その向かった直ぐ数秒に左舷側のスラスターが「グワッ!」と三度動いた。
それでも”海モグラ”は動じない。

Knock:「もしかしたら‥。」

ゲイン:「うん。あの腹のすわりかた‥。”海モグラ”はここ”グランドライン”で”水龍”の次に位置感を持っている。誰よりも”グランドライン”に詳しい。生きた地図。おそらく外艦船が今どれだけ真っ直ぐに移動しているか?を計測済みなんだわ。」

Knock:「うん。いつ、どのタイミングでどちらのスラスターが何度稼働するかを予測している!そうだよね?」

ゲイン:「そう!だからきっと大丈夫よ!」

”海モグラ”は全てを予想していたのだろうか?大きな頭の上にはカメラを巻き付けて本部と作業船のモニターに状況を映るように段取りもしていた。
”海モグラ”は絶妙なタイミングでスラスターの中へ潜りこんだ。
さすが穴掘り名人。大きな身体を狭い隙間に細く入れ込んでいった。
まるで細い穴に入り込む猫のように颯爽とそれを成し遂げた。

GQ(自給):「やったぁ!」
ゲイン、Knock:「いいぞ!」

しばらくして、”海モグラ”のオデコカメラの映像が届く‥
暗い船内の中に明かりが付き、外艦船の船内の様子が映る。
シンとした船内を一歩一歩正確に、時には慎重に”海モグラ”は進んでいく。
人の気配は無い‥

本船オモテ側からトモ側、ブリッジ(住居、操縦室)へと移動しているようだ。
‥一度”海モグラ”の足が止まる。カメラの映像は下方へと流れる‥いくつかの長方形の箸入れ型の容器があるのが見えた。
カメラが上向きになり再度前進する‥その時、「グビィービィー!ビィービィー!(警報が鳴る)」
何かのセンサーがあったのだろう。
そのセンサーが動くものに感知しアラームが鳴る。
「生命体感知!生命体感知!起動装置作動。起動装置作動。」

慌ただしく、先程カメラに映った箸入れ型の容器の蓋が、やはり箸入れの蓋がスライドするように次々と開放していった。

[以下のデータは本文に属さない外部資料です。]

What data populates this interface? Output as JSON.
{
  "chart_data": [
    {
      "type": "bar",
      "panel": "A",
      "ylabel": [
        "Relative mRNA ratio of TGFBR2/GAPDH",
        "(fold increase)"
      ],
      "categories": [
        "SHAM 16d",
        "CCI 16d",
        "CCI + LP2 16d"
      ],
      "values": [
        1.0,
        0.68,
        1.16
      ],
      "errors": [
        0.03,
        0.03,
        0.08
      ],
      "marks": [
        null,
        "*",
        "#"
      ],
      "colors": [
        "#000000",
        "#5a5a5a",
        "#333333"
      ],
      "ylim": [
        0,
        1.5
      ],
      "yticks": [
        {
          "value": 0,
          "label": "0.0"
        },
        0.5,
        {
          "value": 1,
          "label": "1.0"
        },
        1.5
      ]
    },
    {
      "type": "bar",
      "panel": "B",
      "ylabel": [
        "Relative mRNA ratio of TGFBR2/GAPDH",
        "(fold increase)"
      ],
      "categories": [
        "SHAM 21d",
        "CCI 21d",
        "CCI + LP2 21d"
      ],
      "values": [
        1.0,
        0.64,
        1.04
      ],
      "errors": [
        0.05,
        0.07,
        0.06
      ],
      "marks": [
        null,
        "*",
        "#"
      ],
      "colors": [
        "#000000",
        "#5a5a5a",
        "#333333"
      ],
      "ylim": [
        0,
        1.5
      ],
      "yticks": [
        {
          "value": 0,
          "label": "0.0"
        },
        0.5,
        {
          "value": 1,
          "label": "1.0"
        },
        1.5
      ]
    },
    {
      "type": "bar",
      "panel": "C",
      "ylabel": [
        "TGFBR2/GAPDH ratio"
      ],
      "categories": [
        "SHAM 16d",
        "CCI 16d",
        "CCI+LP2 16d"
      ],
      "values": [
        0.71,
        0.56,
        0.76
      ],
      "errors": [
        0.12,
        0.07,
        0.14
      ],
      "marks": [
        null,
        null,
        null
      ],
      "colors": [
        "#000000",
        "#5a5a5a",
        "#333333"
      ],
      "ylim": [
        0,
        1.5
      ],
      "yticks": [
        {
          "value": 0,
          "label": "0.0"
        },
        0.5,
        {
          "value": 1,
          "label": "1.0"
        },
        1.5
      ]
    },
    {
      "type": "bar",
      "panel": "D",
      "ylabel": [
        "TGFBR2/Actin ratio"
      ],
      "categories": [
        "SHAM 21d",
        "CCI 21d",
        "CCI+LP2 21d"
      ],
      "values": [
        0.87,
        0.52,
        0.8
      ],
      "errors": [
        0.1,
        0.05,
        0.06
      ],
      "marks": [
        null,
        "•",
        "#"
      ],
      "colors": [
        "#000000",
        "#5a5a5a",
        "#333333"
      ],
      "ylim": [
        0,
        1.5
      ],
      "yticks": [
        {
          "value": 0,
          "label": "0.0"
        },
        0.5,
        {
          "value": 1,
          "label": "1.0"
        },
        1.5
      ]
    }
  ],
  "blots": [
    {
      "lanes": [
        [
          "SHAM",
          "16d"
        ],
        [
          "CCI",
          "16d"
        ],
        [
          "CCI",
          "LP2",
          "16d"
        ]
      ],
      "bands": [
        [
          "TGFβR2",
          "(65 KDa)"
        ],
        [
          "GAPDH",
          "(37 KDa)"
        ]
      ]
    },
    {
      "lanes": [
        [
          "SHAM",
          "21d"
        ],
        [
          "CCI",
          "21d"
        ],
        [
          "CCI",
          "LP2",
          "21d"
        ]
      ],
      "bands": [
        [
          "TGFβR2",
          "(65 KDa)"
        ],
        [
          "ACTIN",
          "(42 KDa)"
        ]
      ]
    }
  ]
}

箸入れからブシュー!ッと白いガスが出て船内を充満させる。
白いガスが晴れると、箸入れ型容器から上体が起き上がった人らしきものが次々と動きだした。

ザッと13人。

”海モグラ”は13人に囲まれた。
カメラでその光景を見る本部や作業船は息を飲む‥

13人の1人が前に出て言う。
「神に、水龍に誓い、そしてこの命。あなたに従いましょう」
片膝を着き、頭を下げると他の12人も同じ台詞を言い、片膝を着いて頭を下げた。
”海モグラ”は呆気に取られているはずだが、”ノリ”で右手を胸に当て額を少し上向きに対応する。満更でもなさそうだった。

==外艦船のブリッジには操縦室があり、沢山のレーダーやモニターで埋め尽くされていた。その一段高い場所にキャプテン椅子が有り、”海モグラ”はそこへ座らされた。(似合わない絵だが)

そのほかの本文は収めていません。